The wife of the man behind the deadly terrorist attack at Pulse nightclub in Orlando will face a federal judge Tuesday in California.
FBI agents arrested Noor Salman on Monday — seven months after the shooting that left 49 dead and dozens more injured — at her home outside San Francisco. The charges are obstruction of justice and aiding and abetting by providing material support to a terrorist organization, a law enforcement source told the Orlando Sentinel.
Salman, 30, is scheduled to make an initial appearance at 9:30 a.m. in court in Oakland. She is expected to return to Central Florida to face the charges.
Investigators spent hours interviewing Salman after the June 12 shooting, trying to determine what she knew about her husband Omar Mateen's plans to carry out the attack on the gay nightclub.
She told the FBI she accompanied her husband to Pulse at least once before the rampage, investigators said. She also said she was with him when he bought ammunition. Records show Mateen texted her during a three-hour standoff, saying he intended to "blow the place up."
Her story changed during the first few days after the shooting, sources have said, and during one interview she reportedly told investigators that she warned her husband the day of the attack not to carry it out.
Details on what led federal prosecutors to file the charges are expected to be available Tuesday.
Orlando Police Chief John Mina said he was pleased that Salman was arrested.
"Federal authorities have been working tirelessly on this case for more than seven months, and we are grateful that they have seen to it that some measure of justice will be served in this act of terror that has affected our community so deeply," he said in a statement.
Gov. Rick Scott also released a statement saying he hopes the arrest will provide "some comfort to the families who are mourning their loved ones."
Mateen, who was 29, was killed during a shootout with an Orlando Police SWAT team. He held terrified and injured patrons hostage in a bathroom throughout the standoff until the SWAT team rushed in.
It was the deadliest mass shooting in modern U.S. history, with at least 68 hurt in addition to those killed.
Survivors on Monday thanked authorities for their thorough investigation to make sure anyone who could have helped Mateen is held accountable.
"I really think this will help us heal, because so many of us have been curious and have so many questions," said Orlando Torres, one of the former hostages. "I don't think it's going to open wounds or bring back bad memories. If anything, I think this is going to help us move on."
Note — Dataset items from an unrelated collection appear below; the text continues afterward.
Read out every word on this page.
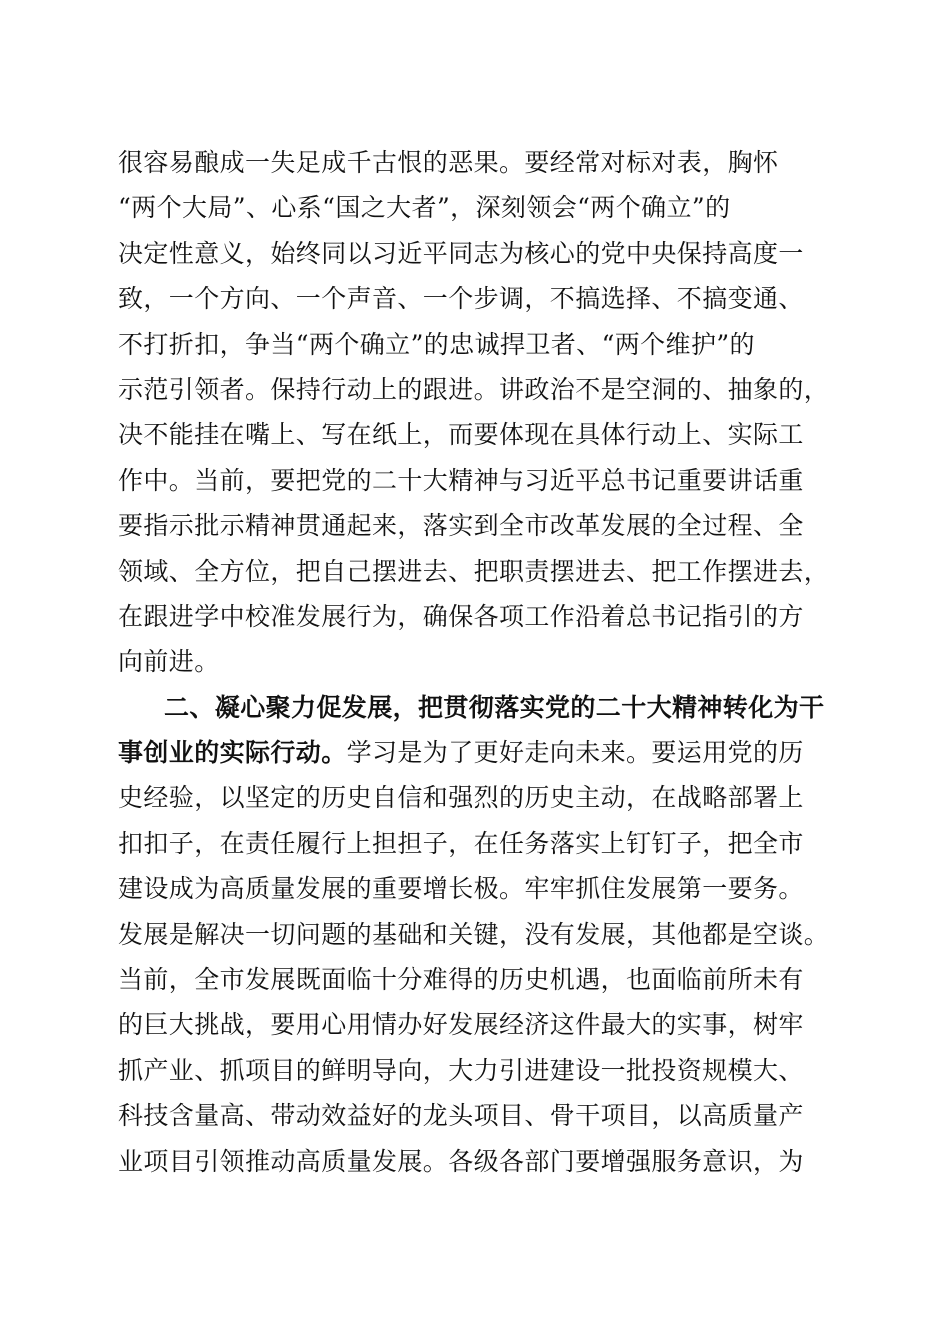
很容易酿成一失足成千古恨的恶果。要经常对标对表，胸怀
“两个大局”、心系“国之大者”，深刻领会“两个确立”的
决定性意义，始终同以习近平同志为核心的党中央保持高度一
致，一个方向、一个声音、一个步调，不搞选择、不搞变通、
不打折扣，争当“两个确立”的忠诚捍卫者、“两个维护”的
示范引领者。保持行动上的跟进。讲政治不是空洞的、抽象的，
决不能挂在嘴上、写在纸上，而要体现在具体行动上、实际工
作中。当前，要把党的二十大精神与习近平总书记重要讲话重
要指示批示精神贯通起来，落实到全市改革发展的全过程、全
领域、全方位，把自己摆进去、把职责摆进去、把工作摆进去，
在跟进学中校准发展行为，确保各项工作沿着总书记指引的方
向前进。
二、凝心聚力促发展，把贯彻落实党的二十大精神转化为干
事创业的实际行动。学习是为了更好走向未来。要运用党的历
史经验，以坚定的历史自信和强烈的历史主动，在战略部署上
扣扣子，在责任履行上担担子，在任务落实上钉钉子，把全市
建设成为高质量发展的重要增长极。牢牢抓住发展第一要务。
发展是解决一切问题的基础和关键，没有发展，其他都是空谈。
当前，全市发展既面临十分难得的历史机遇，也面临前所未有
的巨大挑战，要用心用情办好发展经济这件最大的实事，树牢
抓产业、抓项目的鲜明导向，大力引进建设一批投资规模大、
科技含量高、带动效益好的龙头项目、骨干项目，以高质量产
业项目引领推动高质量发展。各级各部门要增强服务意识，为
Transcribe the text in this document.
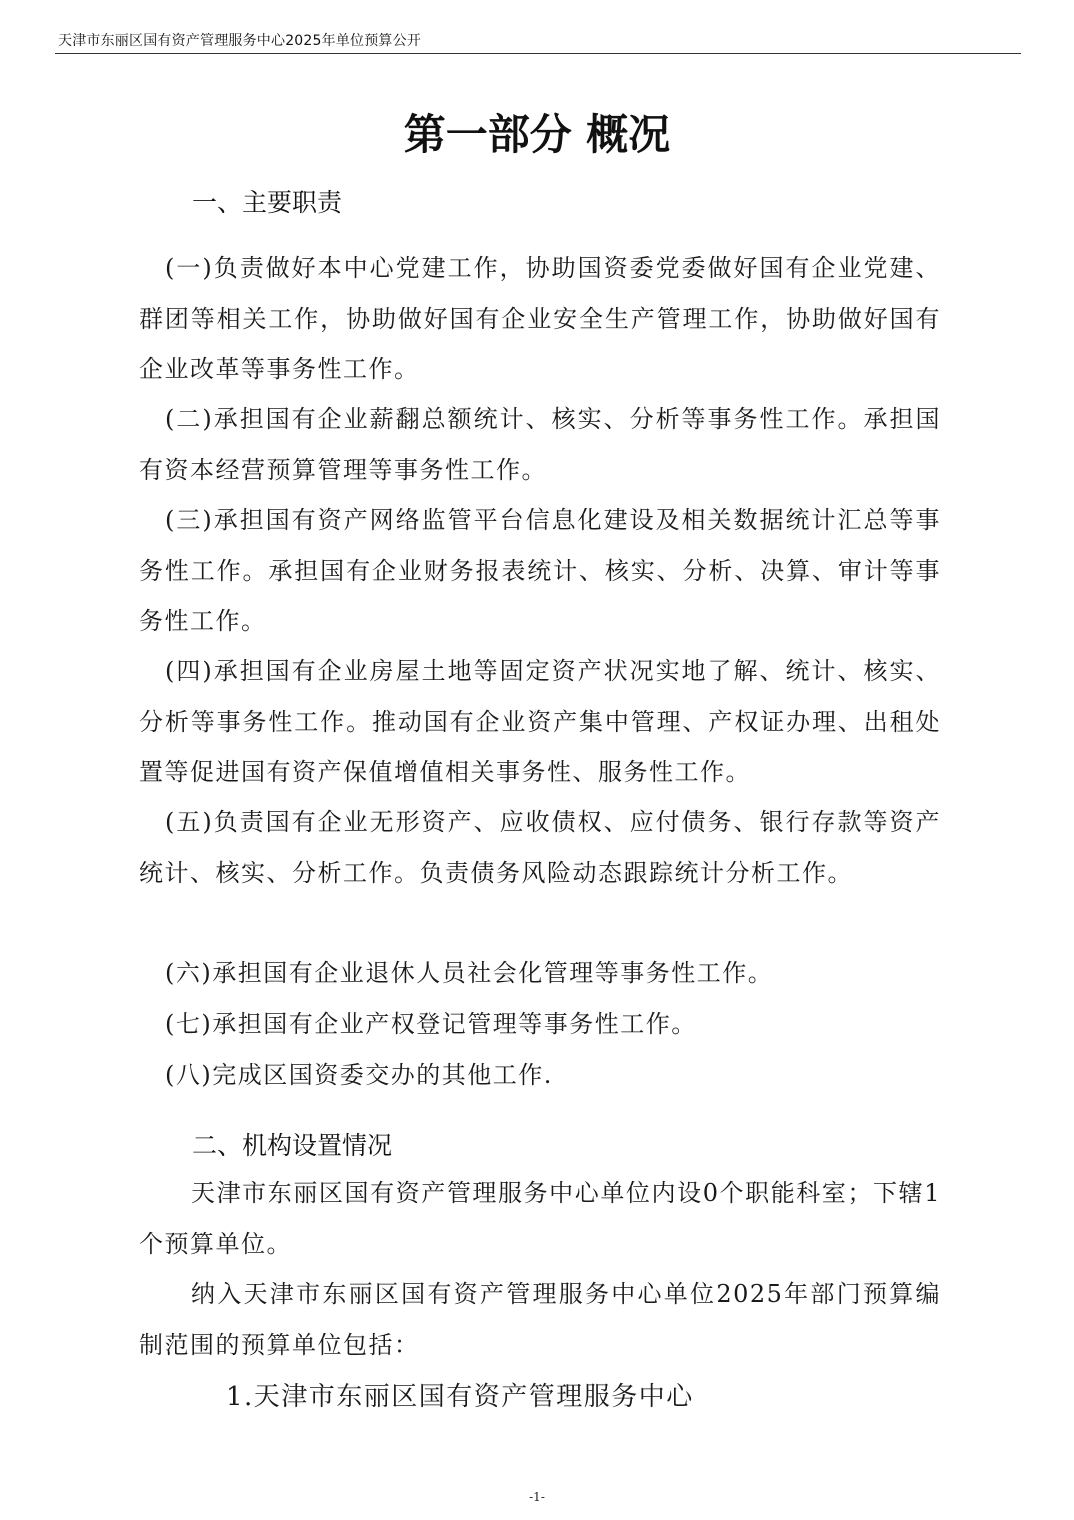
天津市东丽区国有资产管理服务中心2025年单位预算公开
第一部分 概况
一、主要职责

(一)负责做好本中心党建工作，协助国资委党委做好国有企业党建、群团等相关工作，协助做好国有企业安全生产管理工作，协助做好国有企业改革等事务性工作。

(二)承担国有企业薪翻总额统计、核实、分析等事务性工作。承担国有资本经营预算管理等事务性工作。

(三)承担国有资产网络监管平台信息化建设及相关数据统计汇总等事务性工作。承担国有企业财务报表统计、核实、分析、决算、审计等事务性工作。

(四)承担国有企业房屋土地等固定资产状况实地了解、统计、核实、分析等事务性工作。推动国有企业资产集中管理、产权证办理、出租处置等促进国有资产保值增值相关事务性、服务性工作。

(五)负责国有企业无形资产、应收债权、应付债务、银行存款等资产统计、核实、分析工作。负责债务风险动态跟踪统计分析工作。

(六)承担国有企业退休人员社会化管理等事务性工作。

(七)承担国有企业产权登记管理等事务性工作。

(八)完成区国资委交办的其他工作.

二、机构设置情况

天津市东丽区国有资产管理服务中心单位内设0个职能科室；下辖1个预算单位。

纳入天津市东丽区国有资产管理服务中心单位2025年部门预算编制范围的预算单位包括：

1.天津市东丽区国有资产管理服务中心
-1-
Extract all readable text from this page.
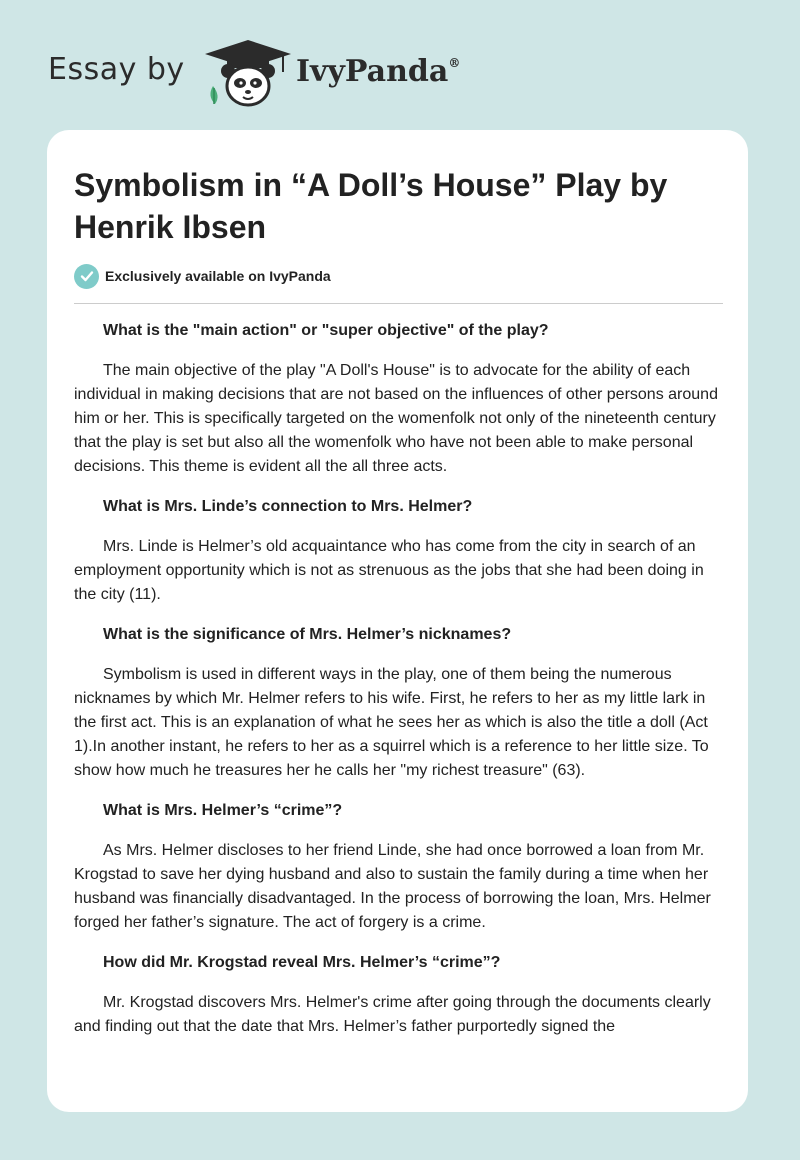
Essay by	IvyPanda®
Symbolism in “A Doll’s House” Play by Henrik Ibsen
Exclusively available on IvyPanda

What is the "main action" or "super objective" of the play?

The main objective of the play "A Doll's House" is to advocate for the ability of each individual in making decisions that are not based on the influences of other persons around him or her. This is specifically targeted on the womenfolk not only of the nineteenth century that the play is set but also all the womenfolk who have not been able to make personal decisions. This theme is evident all the all three acts.

What is Mrs. Linde’s connection to Mrs. Helmer?

Mrs. Linde is Helmer’s old acquaintance who has come from the city in search of an employment opportunity which is not as strenuous as the jobs that she had been doing in the city (11).

What is the significance of Mrs. Helmer’s nicknames?

Symbolism is used in different ways in the play, one of them being the numerous nicknames by which Mr. Helmer refers to his wife. First, he refers to her as my little lark in the first act. This is an explanation of what he sees her as which is also the title a doll (Act 1).In another instant, he refers to her as a squirrel which is a reference to her little size. To show how much he treasures her he calls her "my richest treasure" (63).

What is Mrs. Helmer’s “crime”?

As Mrs. Helmer discloses to her friend Linde, she had once borrowed a loan from Mr. Krogstad to save her dying husband and also to sustain the family during a time when her husband was financially disadvantaged. In the process of borrowing the loan, Mrs. Helmer forged her father’s signature. The act of forgery is a crime.

How did Mr. Krogstad reveal Mrs. Helmer’s “crime”?

Mr. Krogstad discovers Mrs. Helmer's crime after going through the documents clearly and finding out that the date that Mrs. Helmer’s father purportedly signed the
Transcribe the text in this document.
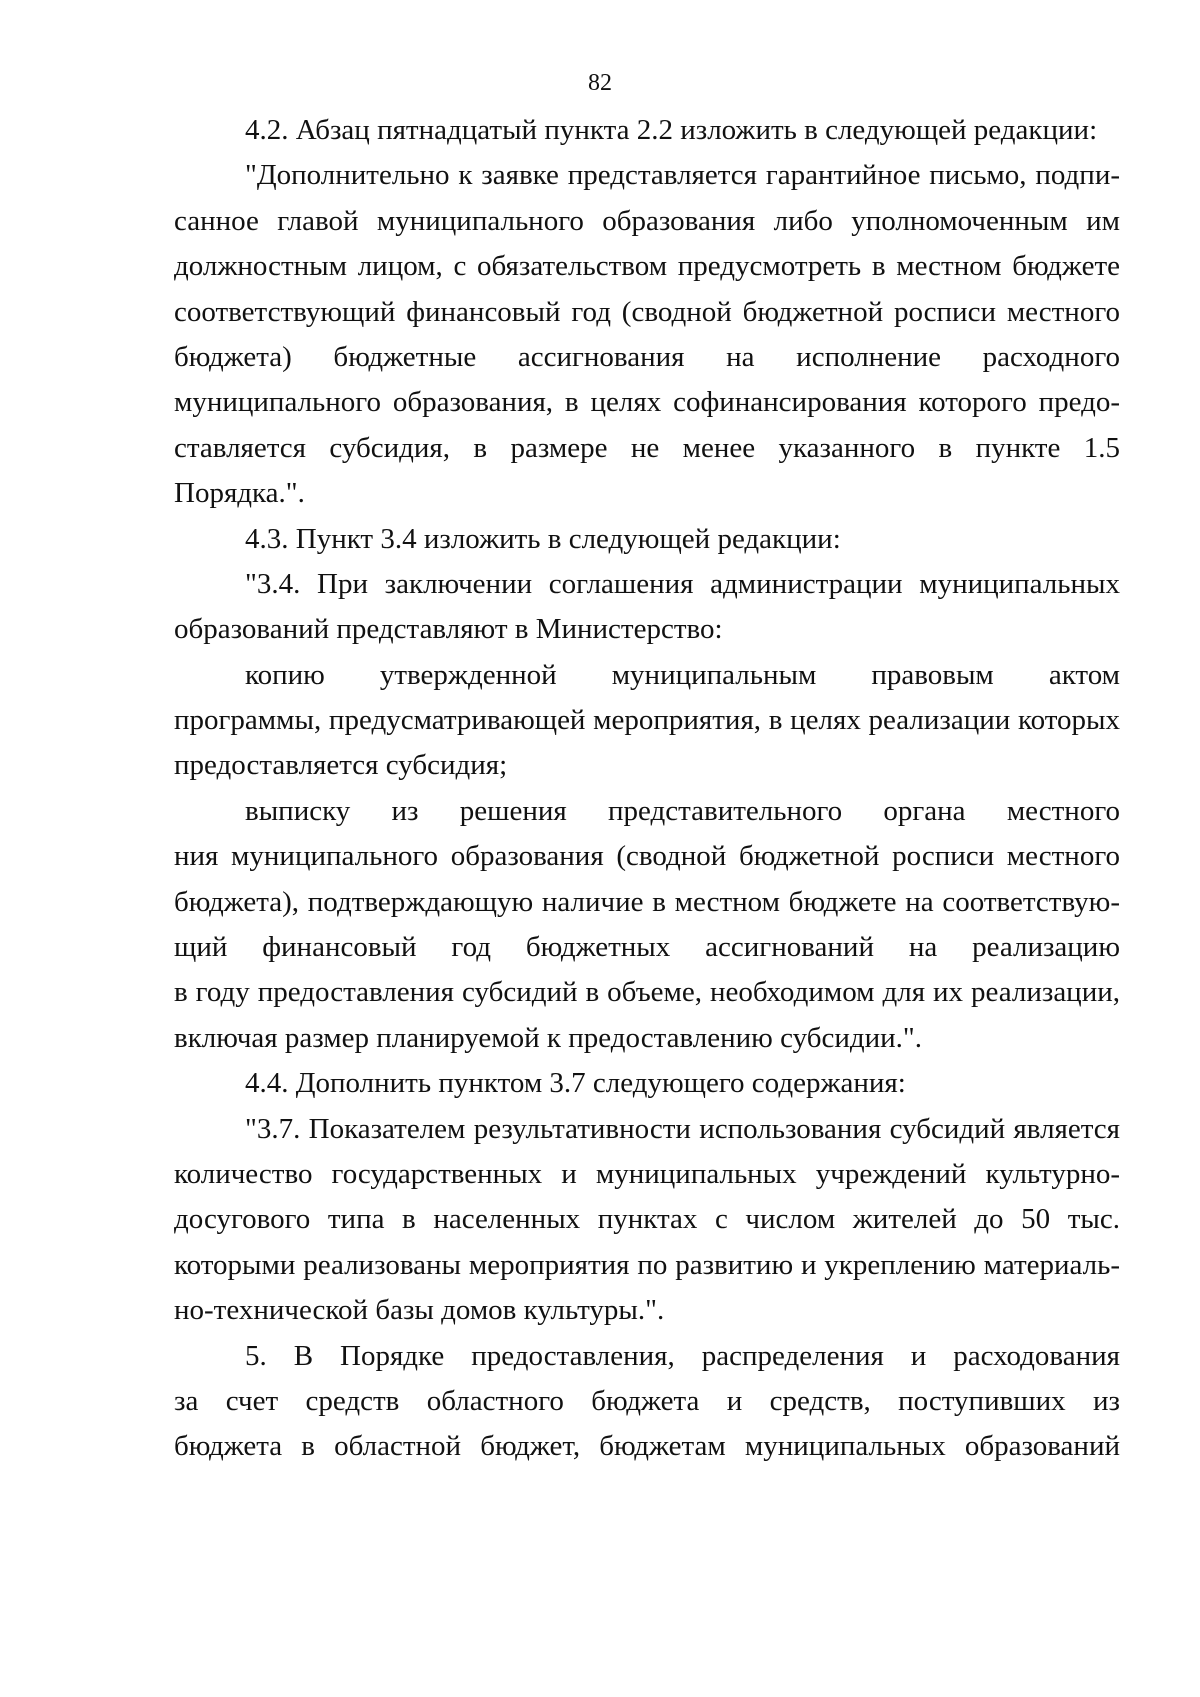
82
4.2. Абзац пятнадцатый пункта 2.2 изложить в следующей редакции:
"Дополнительно к заявке представляется гарантийное письмо, подпи-
санное главой муниципального образования либо уполномоченным им
должностным лицом, с обязательством предусмотреть в местном бюджете
соответствующий финансовый год (сводной бюджетной росписи местного
бюджета) бюджетные ассигнования на исполнение расходного
муниципального образования, в целях софинансирования которого предо-
ставляется субсидия, в размере не менее указанного в пункте 1.5
Порядка.".
4.3. Пункт 3.4 изложить в следующей редакции:
"3.4. При заключении соглашения администрации муниципальных
образований представляют в Министерство:
копию утвержденной муниципальным правовым актом
программы, предусматривающей мероприятия, в целях реализации которых
предоставляется субсидия;
выписку из решения представительного органа местного
ния муниципального образования (сводной бюджетной росписи местного
бюджета), подтверждающую наличие в местном бюджете на соответствую-
щий финансовый год бюджетных ассигнований на реализацию
в году предоставления субсидий в объеме, необходимом для их реализации,
включая размер планируемой к предоставлению субсидии.".
4.4. Дополнить пунктом 3.7 следующего содержания:
"3.7. Показателем результативности использования субсидий является
количество государственных и муниципальных учреждений культурно-
досугового типа в населенных пунктах с числом жителей до 50 тыс.
которыми реализованы мероприятия по развитию и укреплению материаль-
но-технической базы домов культуры.".
5. В Порядке предоставления, распределения и расходования
за счет средств областного бюджета и средств, поступивших из
бюджета в областной бюджет, бюджетам муниципальных образований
Chris Littlestar, who was shot five times, said the FBI called him and told him the news of Salman's arrest.
"I think it was their way of reassuring us that she was arrested and behind bars," said Littestar, adding he thinks Salman "should be held accountable and charged for what she deserves."
Club owner Barbara Poma released a statement lauding the arrest. "What is most important is justice for the families, victims and all others affected," she wrote. "My hope is that this helps in the journey of healing."
Salman's lawyer, Linda Moreno, said in a statement to ABC News that her client "had no foreknowledge nor could she predict what Omar Mateen intended to do that tragic night."
Moreno said Salman was abused by her husband and thinks the FBI is "misguided and wrong to prosecute her and that it dishonors the memories of the victims to punish an innocent person," the statement reads.
Salman's relationship with Mateen, a security guard from Port St. Lucie, began online, a neighbor told the Los Angeles Times after the shooting. They were married in Hercules, in Contra Costa County, Calif., on Sept. 29, 2011.
Salman filed a petition in California courts to change her child's name in December. The 4-year-old is named Zakariaya Omar Mateen, which identifies him as the son of the mass shooter.
She has moved several times since the shooting — the family was living in Fort Pierce in June — and now lives in her native California.
In October, she had an interview with The New York Times to discuss her life in the aftermath of the shooting.
Salman told the newspaper that the attack left her "shattered and afraid." She also said she often depended on family members "to take care of her son."
After the Boston Marathon bombings in April 2013, investigators spoke with attacker Tamerlan Tsarnaev's widow several times to find out whether she was involved in her husband's plan.
In the new film "Patriots Day," Katherine Russell is portrayed as being uncooperative with investigators, according to the Associated Press. Her attorney has said the depiction is untrue.
Russell, 27, who is raising the daughter she had with Tsarnaev, was not charged.